Sollte sie sich deshalb davon abhalten lassen? Sollte sie deshalb darauf verzichten, ihre Idee zu verwirklichen? War die Illegalität des Vorgehens Grund genug, von der Sache abzulassen?
Sie musste nicht lange nachdenken, darauf eine Antwort zu finden. Was sie ihr angetan, wie sie sie in den Dreck geworfen hatten, spottete jedem Anstand, jeder Moral.
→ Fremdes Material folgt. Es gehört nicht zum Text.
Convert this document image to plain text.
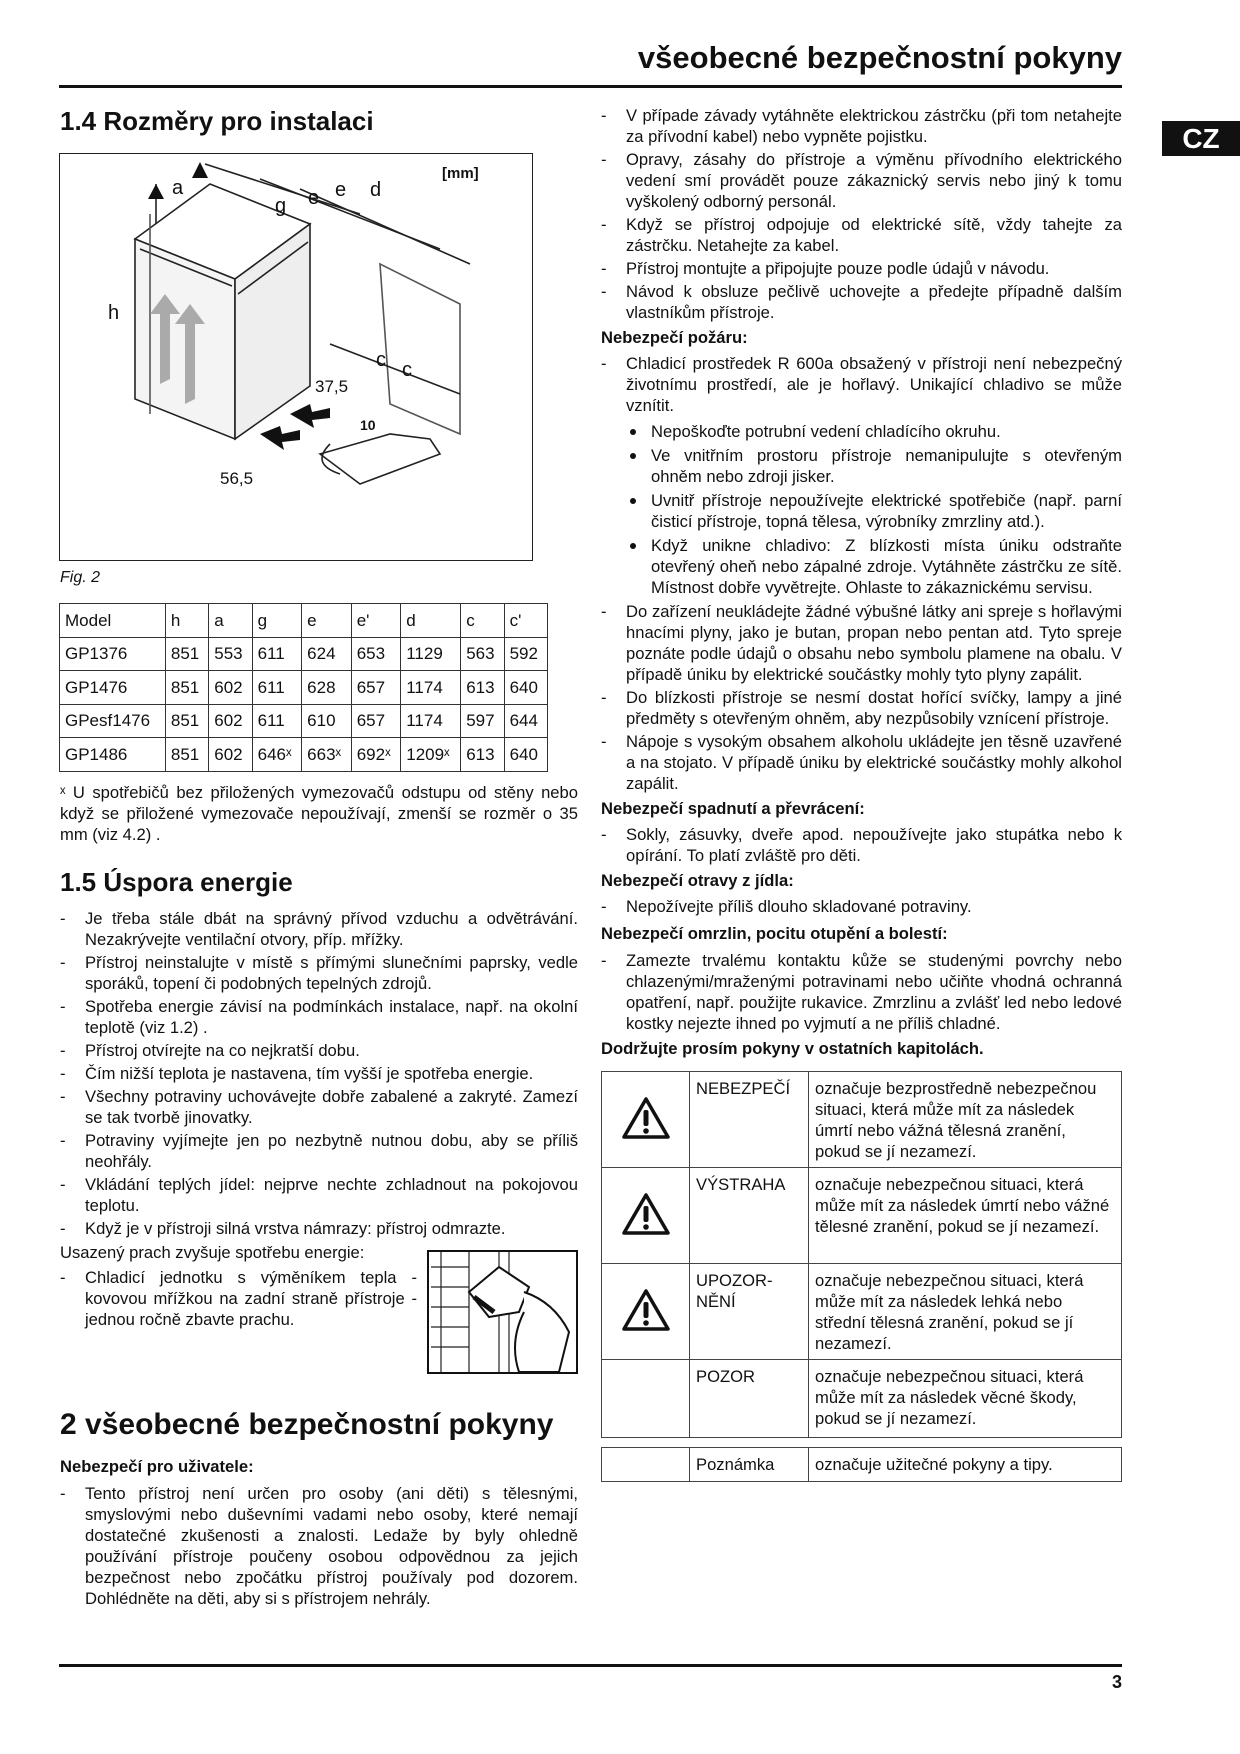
všeobecné bezpečnostní pokyny
CZ
1.4 Rozměry pro instalaci
[mm]
a
g e e d
h
c c
37,5
56,5
10
Fig. 2
Model	h	a	g	e	e'	d	c	c'
GP1376	851	553	611	624	653	1129	563	592
GP1476	851	602	611	628	657	1174	613	640
GPesf1476	851	602	611	610	657	1174	597	644
GP1486	851	602	646ˣ	663ˣ	692ˣ	1209ˣ	613	640
ˣ U spotřebičů bez přiložených vymezovačů odstupu od stěny nebo když se přiložené vymezovače nepoužívají, zmenší se rozměr o 35 mm (viz 4.2) .
1.5 Úspora energie
- Je třeba stále dbát na správný přívod vzduchu a odvětrávání. Nezakrývejte ventilační otvory, příp. mřížky.
- Přístroj neinstalujte v místě s přímými slunečními paprsky, vedle sporáků, topení či podobných tepelných zdrojů.
- Spotřeba energie závisí na podmínkách instalace, např. na okolní teplotě (viz 1.2) .
- Přístroj otvírejte na co nejkratší dobu.
- Čím nižší teplota je nastavena, tím vyšší je spotřeba energie.
- Všechny potraviny uchovávejte dobře zabalené a zakryté. Zamezí se tak tvorbě jinovatky.
- Potraviny vyjímejte jen po nezbytně nutnou dobu, aby se příliš neohřály.
- Vkládání teplých jídel: nejprve nechte zchladnout na pokojovou teplotu.
- Když je v přístroji silná vrstva námrazy: přístroj odmrazte.
Usazený prach zvyšuje spotřebu energie:
- Chladicí jednotku s výměníkem tepla - kovovou mřížkou na zadní straně přístroje - jednou ročně zbavte prachu.
2 všeobecné bezpečnostní pokyny
Nebezpečí pro uživatele:
- Tento přístroj není určen pro osoby (ani děti) s tělesnými, smyslovými nebo duševními vadami nebo osoby, které nemají dostatečné zkušenosti a znalosti. Ledaže by byly ohledně používání přístroje poučeny osobou odpovědnou za jejich bezpečnost nebo zpočátku přístroj používaly pod dozorem. Dohlédněte na děti, aby si s přístrojem nehrály.
- V případe závady vytáhněte elektrickou zástrčku (při tom netahejte za přívodní kabel) nebo vypněte pojistku.
- Opravy, zásahy do přístroje a výměnu přívodního elektrického vedení smí provádět pouze zákaznický servis nebo jiný k tomu vyškolený odborný personál.
- Když se přístroj odpojuje od elektrické sítě, vždy tahejte za zástrčku. Netahejte za kabel.
- Přístroj montujte a připojujte pouze podle údajů v návodu.
- Návod k obsluze pečlivě uchovejte a předejte případně dalším vlastníkům přístroje.
Nebezpečí požáru:
- Chladicí prostředek R 600a obsažený v přístroji není nebezpečný životnímu prostředí, ale je hořlavý. Unikající chladivo se může vznítit.
Nepoškoďte potrubní vedení chladícího okruhu.
Ve vnitřním prostoru přístroje nemanipulujte s otevřeným ohněm nebo zdroji jisker.
Uvnitř přístroje nepoužívejte elektrické spotřebiče (např. parní čisticí přístroje, topná tělesa, výrobníky zmrzliny atd.).
Když unikne chladivo: Z blízkosti místa úniku odstraňte otevřený oheň nebo zápalné zdroje. Vytáhněte zástrčku ze sítě. Místnost dobře vyvětrejte. Ohlaste to zákaznickému servisu.
- Do zařízení neukládejte žádné výbušné látky ani spreje s hořlavými hnacími plyny, jako je butan, propan nebo pentan atd. Tyto spreje poznáte podle údajů o obsahu nebo symbolu plamene na obalu. V případě úniku by elektrické součástky mohly tyto plyny zapálit.
- Do blízkosti přístroje se nesmí dostat hořící svíčky, lampy a jiné předměty s otevřeným ohněm, aby nezpůsobily vznícení přístroje.
- Nápoje s vysokým obsahem alkoholu ukládejte jen těsně uzavřené a na stojato. V případě úniku by elektrické součástky mohly alkohol zapálit.
Nebezpečí spadnutí a převrácení:
- Sokly, zásuvky, dveře apod. nepoužívejte jako stupátka nebo k opírání. To platí zvláště pro děti.
Nebezpečí otravy z jídla:
- Nepožívejte příliš dlouho skladované potraviny.
Nebezpečí omrzlin, pocitu otupění a bolestí:
- Zamezte trvalému kontaktu kůže se studenými povrchy nebo chlazenými/mraženými potravinami nebo učiňte vhodná ochranná opatření, např. použijte rukavice. Zmrzlinu a zvlášť led nebo ledové kostky nejezte ihned po vyjmutí a ne příliš chladné.
Dodržujte prosím pokyny v ostatních kapitolách.
	NEBEZPEČÍ	označuje bezprostředně nebezpečnou situaci, která může mít za následek úmrtí nebo vážná tělesná zranění, pokud se jí nezamezí.
	VÝSTRAHA	označuje nebezpečnou situaci, která může mít za následek úmrtí nebo vážné tělesné zranění, pokud se jí nezamezí.
	UPOZOR-NĚNÍ	označuje nebezpečnou situaci, která může mít za následek lehká nebo střední tělesná zranění, pokud se jí nezamezí.
	POZOR	označuje nebezpečnou situaci, která může mít za následek věcné škody, pokud se jí nezamezí.
	Poznámka	označuje užitečné pokyny a tipy.
3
Ihre Skrupellosigkeit, ihre verlogene Scheinheiligkeit schrie zum Himmel.
Nein, so oft sie jetzt im Nachhinein auch darüber nachdachte, es hatte nur eine Antwort gegeben: Sie hatte es tun müssen. Sie hatten es nicht anders gewollt. Es war die einzige Sprache, die sie verstanden.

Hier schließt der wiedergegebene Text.